Book Review: The Murderer’s Daughter

Book: The Murderer’s daughter

Author: Johnathan Kellerman

Publisher:  Random House – Ballantine (August 18th 2015)

Hardcover: 384 pages


Book cover- The murderer's daughter


The murderer’s daughter is a character-driven thriller portraying the life of a bold and brilliant psychologist, Dr Grace Blades. Grace helps troubled people, specially those who have lost their loved ones. She herself has lost her parents in a murder-suicide when she was five. Passing through a chain of foster homes, she finally finds a loving family. But, she still has a dark side, and leads a double life.

A new client, Andrew Toner, finds her through an article she has written about the psychological aspects of being related to a murderer. He recognises her from their recent encounter. He is hesitant to talk, and leaves within a few minutes. The next day, a homicide detective turns up at her door with the news of his death.

Andrew Toner, which wasn’t his real name,  has brought back the evil from Grace’s past. She decides to confront the situation to prevent the police from uncovering her double life.

I liked Grace, and her badass attitude. She is cold, unemotional, and totally unrelatable, but she is a survivor. She survived a traumatic childhood, and has the courage to accept her flaws, as well as others’ flaws. Though she still carries the scars of her past, she doesn’t use them as an excuse for her behaviour.

The  murderer’s daughter moves back and forth effortlessly between flashbacks of Grace’s past, and the present. The plot portraying the present drudges along boring description of every little activity. I used to love the detailed description in Kellerman’s Alex Delware series. In this novel, these unnecessary details distract the readers from Grace’s current plight, and weaken the thriller.

However, the Grace’s past story written in flashbacks showcases one of the best written story, I’ve ever read. Whenever the present story tested my patience to the point of giving up, the plot delved into the past and grabbed my attention. And yes, I did finish the book in one sitting.

The author, Johnathan Kellerman, beautifully portrays the trauma a child suffers due to emotional neglect, and abuse. Though a brilliant child, little Grace finds it hard to cope with her troubles. To comfort herself, she distances herself from her problems, and indirectly from people in general.

Book Description:

Master psychologist by day, seductive adrenaline junkie by night, Grace has a very dark past—one that’s about to bleed into a terrifying present.

A brilliant, deeply dedicated psychologist, Grace Blades has a gift for treating troubled souls and tormented psyches—perhaps because she bears her own invisible scars: Only five years old when she witnessed her parents’ deaths in a bloody murder-suicide, Grace took refuge in her fierce intellect and found comfort in the loving couple who adopted her. But even as an adult with an accomplished professional life, Grace still has a dark, secret side. When her two worlds shockingly converge, Grace’s harrowing past returns with a vengeance.

The Verdict:

The Murderer’s Daughter is an okay thriller. However, the beautiful narration of Grace’s childhood takes the book to a must-read category for amazing writing.

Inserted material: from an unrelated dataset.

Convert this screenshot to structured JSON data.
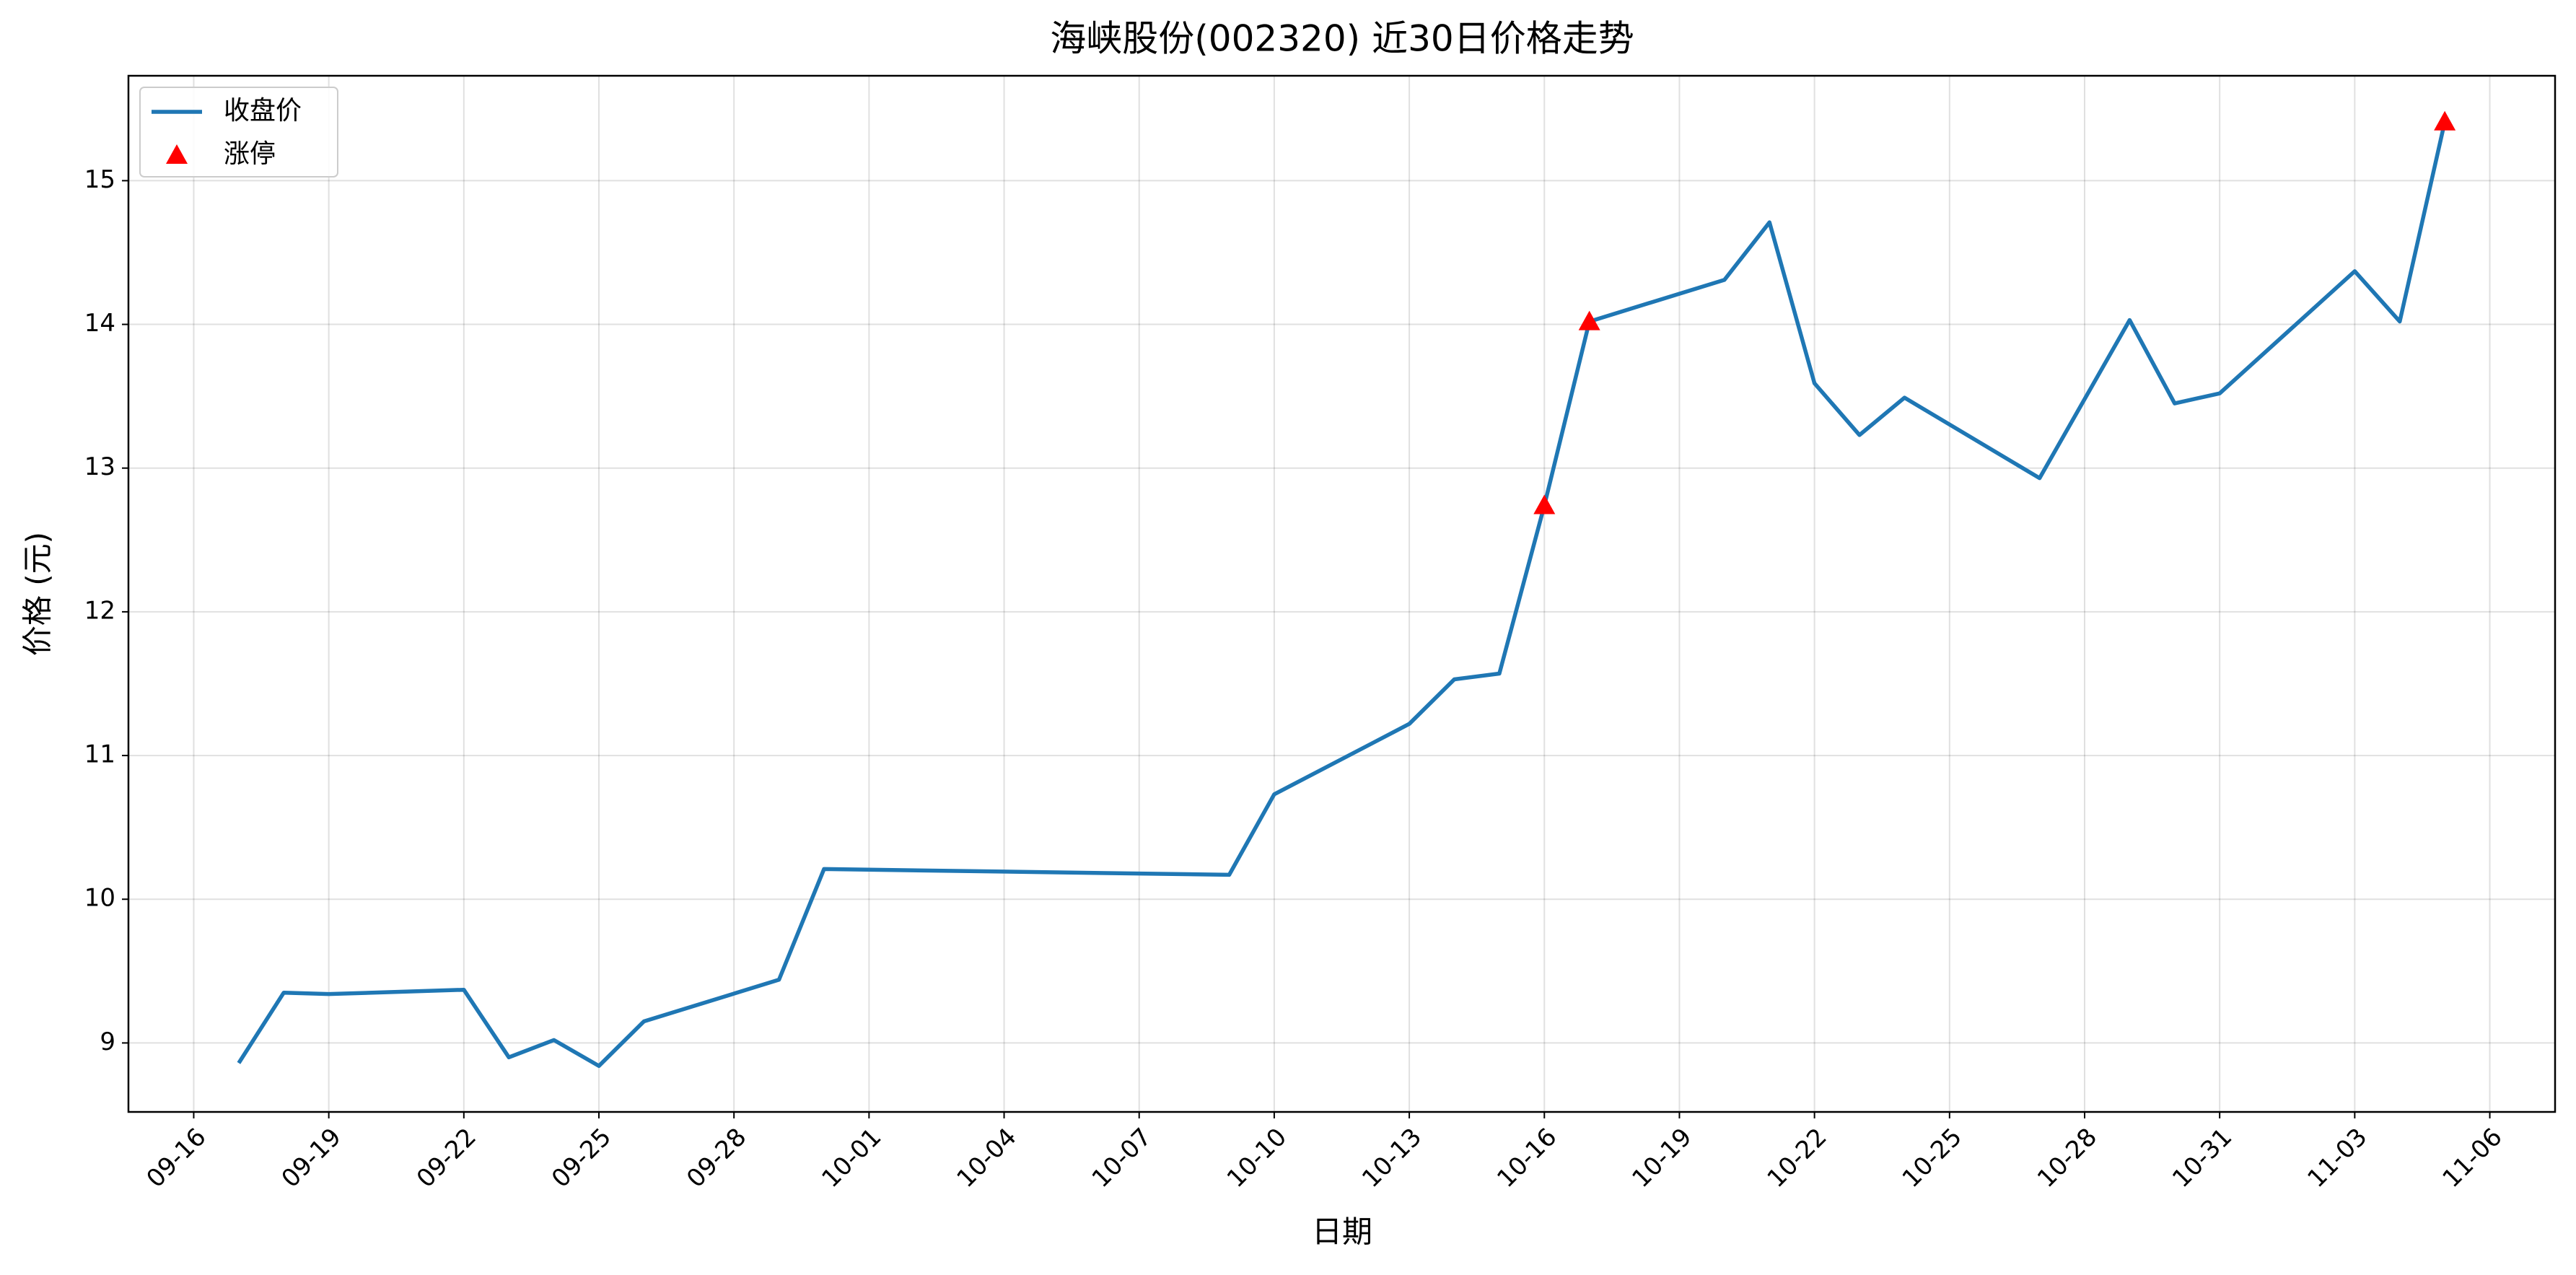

*I received an advance review copy from Random House Publishing Group- Ballantine via NetGalley in exchange for an honest review.

You can buy the book at Amazon

P.S. The book as a rape scene described in detail at the end, which might be horrifying to some readers. Since, I skip such scenes, I have no idea how gory it actually is.


12 thoughts on “Book Review: The Murderer’s Daughter

  1. i found the detailed description of the rape scene at the end of the book unnecessary and horrifying. we don’t need to give men more roadmaps on ways to commit violence against women. as a psychologist i would also think Kellerman might be more sensitive to how what he writes might affect and even traumatize his women readers.

    1. I agree with you that this scene was totally unnecessary even to prove the cruelty of the antagonist. I think that was already proved by his childhood behaviour, and thereafter.
      Thanks for commenting. Have a great day!

  2. Seems like a different kind of book. Most of the problems will be solved if tried to understand others’ perspectives. But, it is not easy to put on else’s shoes. Books like this can help develop such broad mentality, I guess.

    Thanks for this review, Kiran. Not sure if I would buy and read this book, but, I am happy that I read your review.